Bananeiras foi o maior produtor de café da Paraíba e o segundo do Nordeste. Em 1852, o café de Bananeiras rivalizava em qualidade e aceitação com o de São Paulo. Aqui, produzia-se um milhão de sacas ao ano.O transporte era precário, para fazer o produto chegar aos principais centros consumidores. O trem só chegaria 72 anos depois.

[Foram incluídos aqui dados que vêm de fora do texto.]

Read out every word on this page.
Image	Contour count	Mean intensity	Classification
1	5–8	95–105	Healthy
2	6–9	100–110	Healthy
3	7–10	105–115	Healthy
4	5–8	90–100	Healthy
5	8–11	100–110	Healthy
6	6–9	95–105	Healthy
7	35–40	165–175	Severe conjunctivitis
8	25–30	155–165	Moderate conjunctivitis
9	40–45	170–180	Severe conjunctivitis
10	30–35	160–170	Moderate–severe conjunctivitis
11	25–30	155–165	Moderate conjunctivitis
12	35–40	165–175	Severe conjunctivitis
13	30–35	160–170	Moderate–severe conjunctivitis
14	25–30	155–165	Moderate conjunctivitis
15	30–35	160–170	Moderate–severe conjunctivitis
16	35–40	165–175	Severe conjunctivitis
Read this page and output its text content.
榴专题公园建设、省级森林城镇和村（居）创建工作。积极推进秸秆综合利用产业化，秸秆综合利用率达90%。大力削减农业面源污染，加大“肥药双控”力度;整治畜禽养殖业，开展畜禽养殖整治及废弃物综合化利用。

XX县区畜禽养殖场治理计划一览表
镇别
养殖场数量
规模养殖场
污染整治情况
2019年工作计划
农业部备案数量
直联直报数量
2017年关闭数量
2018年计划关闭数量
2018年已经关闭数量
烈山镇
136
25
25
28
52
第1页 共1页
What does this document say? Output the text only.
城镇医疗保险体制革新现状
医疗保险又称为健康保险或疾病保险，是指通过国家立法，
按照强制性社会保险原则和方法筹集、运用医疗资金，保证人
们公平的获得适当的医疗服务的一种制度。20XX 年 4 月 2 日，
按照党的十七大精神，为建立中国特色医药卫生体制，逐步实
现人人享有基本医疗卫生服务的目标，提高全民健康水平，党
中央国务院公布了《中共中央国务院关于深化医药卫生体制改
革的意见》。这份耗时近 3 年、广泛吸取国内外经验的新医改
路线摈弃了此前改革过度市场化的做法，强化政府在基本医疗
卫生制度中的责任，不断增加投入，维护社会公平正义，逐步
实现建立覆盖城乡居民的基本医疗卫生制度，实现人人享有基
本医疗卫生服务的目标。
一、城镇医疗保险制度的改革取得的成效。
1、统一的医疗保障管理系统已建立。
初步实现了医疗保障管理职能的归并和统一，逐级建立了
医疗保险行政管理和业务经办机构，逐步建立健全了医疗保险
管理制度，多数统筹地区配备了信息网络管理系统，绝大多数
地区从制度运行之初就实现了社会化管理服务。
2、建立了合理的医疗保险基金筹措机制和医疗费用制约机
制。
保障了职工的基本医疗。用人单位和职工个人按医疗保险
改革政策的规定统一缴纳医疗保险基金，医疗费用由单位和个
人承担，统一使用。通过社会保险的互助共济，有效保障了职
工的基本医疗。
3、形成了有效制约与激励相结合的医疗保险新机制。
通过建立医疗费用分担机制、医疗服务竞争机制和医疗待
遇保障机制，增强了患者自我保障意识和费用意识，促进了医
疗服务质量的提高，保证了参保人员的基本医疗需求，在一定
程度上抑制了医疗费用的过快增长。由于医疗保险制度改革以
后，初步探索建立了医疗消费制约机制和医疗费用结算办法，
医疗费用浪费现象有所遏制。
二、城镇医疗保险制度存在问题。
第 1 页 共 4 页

As edificações do Período colonial (séc.18), neoclássico, ecléticos, art-decô e protomodernistas, que ainda existem na cidade, são o resultado da opulência vivida pela aristocracia rural. O dinheiro do café permitia a construção de palacetes, com ladrilhos importados. O fausto do café acabou em 1923, com a praga Cerococus paraibensis que contaminou as plantações. A cana-de-açúcar, o fumo, o arroz e, posteriormente, o sisal, passaram a figurar como produtos estratégicos da economia regional.

O patrimônio arquitetônico (casario) do Município é muito rico (mais de 80 casas catalogadas pelo IPHAEP), sendo que a grande maioria desse patrimônio encontra-se em bom estado de conservação e em 2005 foi assinada uma carta de intenções entre a Prefeitura Municipal e o Iphaep, no intuito de desenvolver a recuperação, preservação e tombamento da cidade com patrimônio histórico Estadual.

Correios e Telégrafos – É um a construção de 1835. Tem 170 anos de existência. Foi um dos primeiros estabelecimentos do Nordeste a empregar o serviço do “escravo carteiro”. Assim era chamado o negro cativo encarregado de conduzir os malotes postais para diversos lugares.

Igreja de Nossa Senhora do Livramento – Sua construção durou em torno de 20 anos. Foi concluída em 1 de janeiro de 1861. O padre José Antônio Maria Ibiapina incentivou a sua construção, com apoio do Monsenhor Hermenegildo Herculano. A antiga capela de taipa havia desmoronado. Bananeiras não tinha mais que mil habitantes. Em 1919, foi calçada a primeira rua, com pedras irregulares, também chamadas “pé de moleque” ou “imperiais”.

Colégio das Dorotéias (Carmelo) – Foi construído em 1917. Mantém as linhas arquitetônicas originais. Educou “a elite feminina” de boa parte da Paraíba e do Nordeste, até os meados da década de 1960, quando ainda funcionava como internato. Hoje é da diocese e alugada para um Cursinho Pré Vestibular.

O Trem –Chegou a Bananeiras em 22 de setembro de 1922, após a construção do túnel da serra da viração. Foi no Governo de Solon de Lucena, um ilustre filho da terra, na época governador da Paraíba. Este homem dizia que “o trem chegaria a Bananeiras nem que fosse por baixo da terra”. Profecia? Quase. A tecnologia anglo-brasileira teve de perfurar um túnel de 202m, na pedra maciça, para que o trem atingisse Bananeiras, após passar pela vila de Camucá (a atual Borborema).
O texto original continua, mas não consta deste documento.